Inoltre si va verso l'indicazione dei capilista M5S da parte del leader Giuseppe Conte. Lo dice all'Adnkronos una fonte autorevole del Movimento: "Sarà lui ad avere l'ultima parola su chi sarà a capo delle liste elettorali". Nelle regole pubblicate sul sito del Movimento, del resto, si riconosce "la facoltà del Presidente di indicare modalità e i criteri per la formazione delle liste di candidati". "Il prossimo step - spiega la stessa fonte - sarà rendere noto che sui capilista decide Giuseppe...".
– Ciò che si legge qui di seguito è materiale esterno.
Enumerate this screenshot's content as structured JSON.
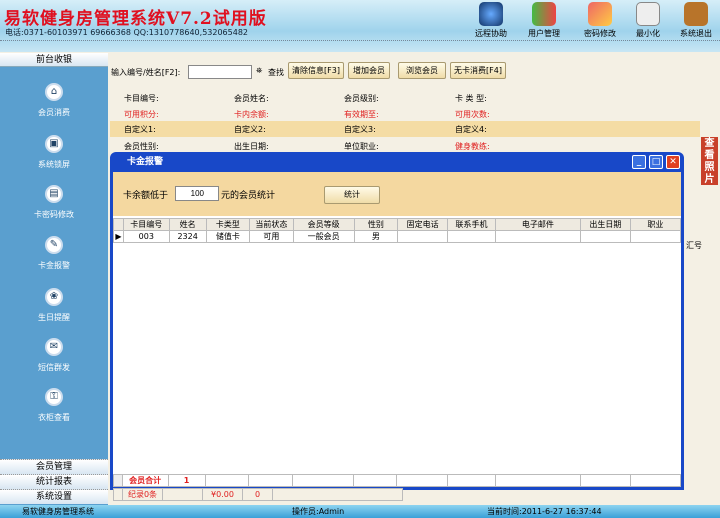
{
  "header": {
    "title": "易软健身房管理系统V7.2试用版",
    "phone": "电话:0371-60103971 69666368 QQ:1310778640,532065482",
    "tools": [
      {
        "label": "远程协助",
        "icon": "remote-help-icon"
      },
      {
        "label": "用户管理",
        "icon": "users-icon"
      },
      {
        "label": "密码修改",
        "icon": "password-icon"
      },
      {
        "label": "最小化",
        "icon": "minimize-icon"
      },
      {
        "label": "系统退出",
        "icon": "exit-icon"
      }
    ]
  },
  "sidebar": {
    "head": "前台收银",
    "items": [
      "会员消费",
      "系统锁屏",
      "卡密码修改",
      "卡金报警",
      "生日提醒",
      "短信群发",
      "衣柜查看"
    ],
    "bottom": [
      "会员管理",
      "统计报表",
      "系统设置"
    ]
  },
  "toolbar": {
    "search_label": "输入编号/姓名[F2]:",
    "search_value": "",
    "find": "查找",
    "clear": "清除信息[F3]",
    "add": "增加会员",
    "browse": "浏览会员",
    "nocard": "无卡消费[F4]"
  },
  "info": {
    "rows": [
      [
        "卡目编号:",
        "会员姓名:",
        "会员级别:",
        "卡 类 型:"
      ],
      [
        "可用积分:",
        "卡内余额:",
        "有效期至:",
        "可用次数:"
      ],
      [
        "自定义1:",
        "自定义2:",
        "自定义3:",
        "自定义4:"
      ],
      [
        "会员性别:",
        "出生日期:",
        "单位职业:",
        "健身教练:"
      ]
    ]
  },
  "side_photo": "查看照片",
  "partial_col": "汇号",
  "dialog": {
    "title": "卡金报警",
    "prefix": "卡余额低于",
    "threshold": "100",
    "suffix": "元的会员统计",
    "button": "统计",
    "columns": [
      "卡目编号",
      "姓名",
      "卡类型",
      "当前状态",
      "会员等级",
      "性别",
      "固定电话",
      "联系手机",
      "电子邮件",
      "出生日期",
      "职业"
    ],
    "rows": [
      [
        "003",
        "2324",
        "储值卡",
        "可用",
        "一般会员",
        "男",
        "",
        "",
        "",
        "",
        ""
      ]
    ],
    "footer_label": "会员合计",
    "footer_count": "1"
  },
  "bottom_row": {
    "records": "纪录0条",
    "amount": "¥0.00",
    "count": "0"
  },
  "status": {
    "app": "易软健身房管理系统",
    "operator": "操作员:Admin",
    "time": "当前时间:2011-6-27 16:37:44"
  }
}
Per autocandidarsi alle parlamentarie del M5S bisognerà "essere iscritto all'Associazione Movimento 5 Stelle con sede a Roma (l'iscrizione si ritiene completa con la certificazione dell'identità)". Non saranno dunque necessari, stando almeno alle regole pubblicate oggi sul sito del Movimento sul primo step delle parlamentarie, sei mesi di pre-iscrizione, come previsto per le scorse elezioni europee. I sei mesi, tra l'altro, avrebbero potuto mettere a rischio la candidatura di Alessandro Di Battista, disiscritto dal M5S per via dell'ingresso nel governo Draghi.
A battersi per la regola dei sei mesi, come riportato dall'Adnkronos, è stata l'ex sindaca di Roma Virginia Raggi, nel comitato di garanzia M5S assieme a Roberto Fico e Laura Bottici, dunque tra i protagonisti della stesura delle regole assieme a Beppe Grillo e Giuseppe Conte. ''Il M5S non può essere preso come un tram da perfetti sconosciuti per entrare in Parlamento - ha detto Raggi all'Adnkronos -. Alessandro, se vuole, può candidarsi. È stato iscritto e, sostanzialmente, è molto più 5 stelle di tanti che ora sono dentro. La regola serve ad evitare di imbarcare perfetti sconosciuti, non chi il movimento ha aiutato a farlo nascere. La situazione di Alessandro non deve essere strumentalizzata per fare entrare chiunque. Ale non può essere usato come grimaldello per fare entrare i propri amici'', l'affondo dell'ex sindaca capitolina. Parole, le sue, che oggi hanno mandato in fibrillazione i vertici M5S.